Few folk on my yard used the local Rowan Timber sawmill to source free shavings - they just rolled up in their trailer and filled binbags.  However this week they were told that the facility will no longer be available to them so there are a few unhappy faces.  I dont use them because I find them too dusty and have heard of incidents of nails and other objects being found in them so decided against it but I said I would ask on here if anyone knew of any other sawmills in the Lanarkshire area that they would be able to obtain free shavings from?


----------



## Hoofprints in the Snow (28 January 2014)

They were very lucky getting them free, most small sawmills charge.


----------



## _GG_ (28 January 2014)

I would be happy actually....I think they are terrible for horses. Horses are expensive, I wouldn't compromise on quality of bedding.


----------



## MiJodsR2BlinkinTite (28 January 2014)

Hmmm, there was another thread on here quite recently about this I seem to recall. Someone said that you have to be careful??? - as some of the trees used in commercial sawmills are actually poisonous?? Think they said that some of the trees with Red wood could be nasty. 

I'd have a look in the archives and see what you can turn up: if my memory serves me correct it was mebbe two or three weeks ago???

Anyone else remember?


----------



## JillA (28 January 2014)

Hoofprints in the Snow said:



			They were very lucky getting them free, most small sawmills charge.
		
Click to expand...

Echo this - if they don't sell them for animal bedding they usually sell to organisations with biomass boilers. I used to get some many years ago and they were dusty and sometimes you had to check for metal objects etc. and there was more sawdust than shavings so they got very heavy. Haven't seen any free for collection for many years now.


----------



## Shutterbug (28 January 2014)

JillA said:



			Echo this - if they don't sell them for animal bedding they usually sell to organisations with biomass boilers. I used to get some many years ago and they were dusty and sometimes you had to check for metal objects etc. and there was more sawdust than shavings so they got very heavy. Haven't seen any free for collection for many years now.
		
Click to expand...

Exactly why I dont use them JillA/ MiJodsR2BlinkinTite - have heard too many stories of objects in them and them being dangerous and yes they are very dusty.  This particular sawmill was quite happy for the odd horse owner to go down and fill a couple of binbags but word got round, and they were inundated so they have stopped it.  I personally dont use them, but said I would ask if anyone here knew of any other sawmills in the area


----------



## Mimi2610 (29 January 2014)

I always use sawdust and never pay for it. Most smaller sawmills are happy to give it away as it's just a waste product, it's the large sawmills that sell onto another mill or turn it into wood pellets. The sawdust is top quality, never dusty, highly absorbent and makes a really good bed. The trees are conifers from commercial forestry plantations, shavings from hardwoods can be dusty.

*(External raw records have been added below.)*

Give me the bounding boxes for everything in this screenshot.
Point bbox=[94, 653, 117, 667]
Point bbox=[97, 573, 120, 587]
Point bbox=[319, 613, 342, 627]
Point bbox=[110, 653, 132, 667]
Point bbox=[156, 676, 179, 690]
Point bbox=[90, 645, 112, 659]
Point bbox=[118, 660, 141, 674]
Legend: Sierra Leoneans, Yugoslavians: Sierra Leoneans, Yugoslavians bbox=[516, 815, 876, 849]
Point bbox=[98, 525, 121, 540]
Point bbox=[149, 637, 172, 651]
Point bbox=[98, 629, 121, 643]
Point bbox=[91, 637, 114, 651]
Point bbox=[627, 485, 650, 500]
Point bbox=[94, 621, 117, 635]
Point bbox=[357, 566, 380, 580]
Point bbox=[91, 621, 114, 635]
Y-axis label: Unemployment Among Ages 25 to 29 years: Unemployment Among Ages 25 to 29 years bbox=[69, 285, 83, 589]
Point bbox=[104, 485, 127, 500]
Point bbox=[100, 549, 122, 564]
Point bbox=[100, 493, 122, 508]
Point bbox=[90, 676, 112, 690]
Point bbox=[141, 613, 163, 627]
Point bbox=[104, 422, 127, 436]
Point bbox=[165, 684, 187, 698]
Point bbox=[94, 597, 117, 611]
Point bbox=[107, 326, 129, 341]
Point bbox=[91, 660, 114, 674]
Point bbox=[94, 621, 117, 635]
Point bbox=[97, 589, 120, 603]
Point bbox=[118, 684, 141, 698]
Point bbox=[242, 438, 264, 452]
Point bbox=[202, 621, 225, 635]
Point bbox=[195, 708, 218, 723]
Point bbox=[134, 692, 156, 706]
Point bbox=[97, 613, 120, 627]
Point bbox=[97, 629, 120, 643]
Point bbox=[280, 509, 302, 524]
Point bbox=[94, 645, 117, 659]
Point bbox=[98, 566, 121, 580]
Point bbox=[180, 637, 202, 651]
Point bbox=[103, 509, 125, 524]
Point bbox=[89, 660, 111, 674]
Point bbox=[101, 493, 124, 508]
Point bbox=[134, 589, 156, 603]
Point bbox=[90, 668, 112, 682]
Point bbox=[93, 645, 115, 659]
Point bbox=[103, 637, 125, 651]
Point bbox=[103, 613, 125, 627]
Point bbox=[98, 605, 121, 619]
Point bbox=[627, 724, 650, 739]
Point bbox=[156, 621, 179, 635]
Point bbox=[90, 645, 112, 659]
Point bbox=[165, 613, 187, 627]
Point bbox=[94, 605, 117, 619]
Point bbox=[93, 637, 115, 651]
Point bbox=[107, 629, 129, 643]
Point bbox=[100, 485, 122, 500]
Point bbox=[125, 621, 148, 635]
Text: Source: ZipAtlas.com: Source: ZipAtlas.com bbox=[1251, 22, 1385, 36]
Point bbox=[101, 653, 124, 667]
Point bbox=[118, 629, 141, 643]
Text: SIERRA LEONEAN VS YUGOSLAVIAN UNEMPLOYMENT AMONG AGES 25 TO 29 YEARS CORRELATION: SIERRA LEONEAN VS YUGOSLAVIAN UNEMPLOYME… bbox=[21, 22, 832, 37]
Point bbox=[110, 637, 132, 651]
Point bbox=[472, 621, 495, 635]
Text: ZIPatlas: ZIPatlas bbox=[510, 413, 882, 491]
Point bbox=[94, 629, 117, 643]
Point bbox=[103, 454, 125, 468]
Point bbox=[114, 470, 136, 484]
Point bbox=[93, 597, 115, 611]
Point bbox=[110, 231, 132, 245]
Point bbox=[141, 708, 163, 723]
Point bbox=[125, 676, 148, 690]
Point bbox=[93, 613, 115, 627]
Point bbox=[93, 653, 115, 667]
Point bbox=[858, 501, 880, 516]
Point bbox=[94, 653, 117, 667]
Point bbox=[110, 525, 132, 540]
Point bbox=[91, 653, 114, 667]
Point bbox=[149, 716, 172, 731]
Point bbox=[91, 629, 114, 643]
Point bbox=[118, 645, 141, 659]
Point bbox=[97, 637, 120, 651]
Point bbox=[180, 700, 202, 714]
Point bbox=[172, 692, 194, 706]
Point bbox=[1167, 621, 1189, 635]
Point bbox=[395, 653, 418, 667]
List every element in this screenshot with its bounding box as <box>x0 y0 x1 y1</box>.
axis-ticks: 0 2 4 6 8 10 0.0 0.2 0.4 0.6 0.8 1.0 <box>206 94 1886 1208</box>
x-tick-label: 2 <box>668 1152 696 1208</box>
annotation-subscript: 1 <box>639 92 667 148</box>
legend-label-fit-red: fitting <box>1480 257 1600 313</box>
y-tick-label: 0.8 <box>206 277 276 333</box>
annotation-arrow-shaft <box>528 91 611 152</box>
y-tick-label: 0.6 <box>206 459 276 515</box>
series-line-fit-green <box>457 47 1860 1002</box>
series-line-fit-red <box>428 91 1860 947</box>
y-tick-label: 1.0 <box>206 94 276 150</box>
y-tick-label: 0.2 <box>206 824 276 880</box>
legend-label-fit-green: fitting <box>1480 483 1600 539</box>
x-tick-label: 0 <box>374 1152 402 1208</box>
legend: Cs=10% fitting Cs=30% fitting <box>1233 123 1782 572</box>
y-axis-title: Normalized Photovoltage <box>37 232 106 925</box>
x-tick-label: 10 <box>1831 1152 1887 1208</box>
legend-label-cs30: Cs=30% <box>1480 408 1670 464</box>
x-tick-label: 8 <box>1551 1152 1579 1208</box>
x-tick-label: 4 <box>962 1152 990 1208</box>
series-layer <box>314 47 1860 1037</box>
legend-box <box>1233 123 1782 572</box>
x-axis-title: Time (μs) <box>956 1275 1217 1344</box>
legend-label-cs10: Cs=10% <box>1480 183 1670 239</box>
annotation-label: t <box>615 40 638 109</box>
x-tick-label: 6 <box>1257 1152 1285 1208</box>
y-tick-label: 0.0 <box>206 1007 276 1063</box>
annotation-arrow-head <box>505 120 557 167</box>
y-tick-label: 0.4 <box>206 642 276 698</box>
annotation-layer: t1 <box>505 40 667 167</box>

One of my horses is very sensitive to dust and as such shavings and straw irritate him however sawdust is the only bedding that doesn't.


----------



## FranLove (7 February 2014)

Hi, I used to get them from there but discovered that my feathered youngster was getting mites  it was great getting a freeby but cost me in lotions to clear mites and a very unhappy pony 
now that im on 'ordinary' shavings he's ok  happy pony happy owner


----------